"J’ai été membre actif du peuple des enfants, adolescent vaseux (mais courant vite et longtemps !), gendarme mobile, CRS avec la spécialité de maître nageur-sauveteur et puis officier de police, encore en ce moment où j’écris ces lignes". Poète et commissaire de police, zèbre de 53 ans aux drôles de rayures, Joël Baqué livre dans La mer c’est rien du tout son troisième livre chez P.O.L après Aire du mouton (2011) et La salle (2015), son "je me souviens", délicatement mélancolique, plein d’un humour modeste et doux.

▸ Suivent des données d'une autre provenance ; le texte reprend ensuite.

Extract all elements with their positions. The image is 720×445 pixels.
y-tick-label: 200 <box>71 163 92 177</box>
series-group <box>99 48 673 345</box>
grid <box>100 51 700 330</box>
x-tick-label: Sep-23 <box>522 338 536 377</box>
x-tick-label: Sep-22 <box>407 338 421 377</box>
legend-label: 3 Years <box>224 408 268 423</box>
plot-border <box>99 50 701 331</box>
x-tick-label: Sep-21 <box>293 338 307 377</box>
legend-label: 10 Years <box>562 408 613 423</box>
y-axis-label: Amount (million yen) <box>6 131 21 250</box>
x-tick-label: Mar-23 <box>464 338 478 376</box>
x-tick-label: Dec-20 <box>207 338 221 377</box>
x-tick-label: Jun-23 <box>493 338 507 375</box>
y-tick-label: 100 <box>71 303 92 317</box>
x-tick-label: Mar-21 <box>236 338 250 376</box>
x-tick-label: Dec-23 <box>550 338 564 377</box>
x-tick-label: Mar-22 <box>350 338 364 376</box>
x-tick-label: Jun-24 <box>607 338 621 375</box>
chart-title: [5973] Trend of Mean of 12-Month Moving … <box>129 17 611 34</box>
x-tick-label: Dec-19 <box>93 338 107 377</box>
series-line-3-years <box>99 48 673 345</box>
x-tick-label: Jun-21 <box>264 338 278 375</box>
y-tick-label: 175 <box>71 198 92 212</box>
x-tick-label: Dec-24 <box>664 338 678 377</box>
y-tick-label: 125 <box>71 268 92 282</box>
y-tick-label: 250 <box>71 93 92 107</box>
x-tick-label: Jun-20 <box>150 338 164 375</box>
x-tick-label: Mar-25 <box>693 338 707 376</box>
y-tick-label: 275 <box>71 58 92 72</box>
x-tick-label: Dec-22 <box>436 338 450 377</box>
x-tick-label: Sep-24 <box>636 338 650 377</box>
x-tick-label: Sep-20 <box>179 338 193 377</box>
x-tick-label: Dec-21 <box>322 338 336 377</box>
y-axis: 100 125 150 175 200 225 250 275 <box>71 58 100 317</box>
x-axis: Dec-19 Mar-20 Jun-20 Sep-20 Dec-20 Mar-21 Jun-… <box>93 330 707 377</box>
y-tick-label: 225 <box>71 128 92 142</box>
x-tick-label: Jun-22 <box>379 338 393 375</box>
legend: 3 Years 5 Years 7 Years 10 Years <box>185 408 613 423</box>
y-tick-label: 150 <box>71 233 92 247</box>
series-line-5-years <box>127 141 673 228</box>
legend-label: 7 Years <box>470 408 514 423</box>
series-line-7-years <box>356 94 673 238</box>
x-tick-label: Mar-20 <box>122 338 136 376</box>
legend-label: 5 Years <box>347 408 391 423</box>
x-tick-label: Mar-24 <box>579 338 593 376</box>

On est dans un village de l’Hérault, près de Béziers, dans les années 1970. Le père est exploitant viticole "bien plus fort en vigne qu’en relations humaines", euphémise son fils. La mère, silencieuse, avale des cachets "fervessants". Valérie, la grande sœur est d’une beauté miraculeuse. Paul, le petit frère, bégaie. Joël, lui, c’est le sportif de la famille, son truc c’est la course à pied. Les souvenirs remontent ainsi le temps par la petite porte : la feria du mois d’août, le rugby, l’odeur du vernis à ongles et les "jambes de héron" de Valérie, la crédulité de Paul qui deviendra facteur et aimera les garçons. L’écrivain fait entendre des bribes de langues perdues. Dans le glossaire paternel, les "bouillacades" désignent ce qu’il n’aime pas, ne comprend pas. A peu près tout. Chez les enfants de "la maison en quérons", on prétend pour rire pouvoir attraper le tétanos en se lavant les cheveux. Et en mourir.
Ces temps les plus anciens sont aussi ceux où "on employait jamais de mots pour le seul plaisir de les dire". "La poésie non poétique" arrivera par la plage sous la forme d’un livre de Francis Ponge donné au secouriste et futur écrivain par un vacancier. Grâce à elle, la beauté de Valérie est éternelle. V. R.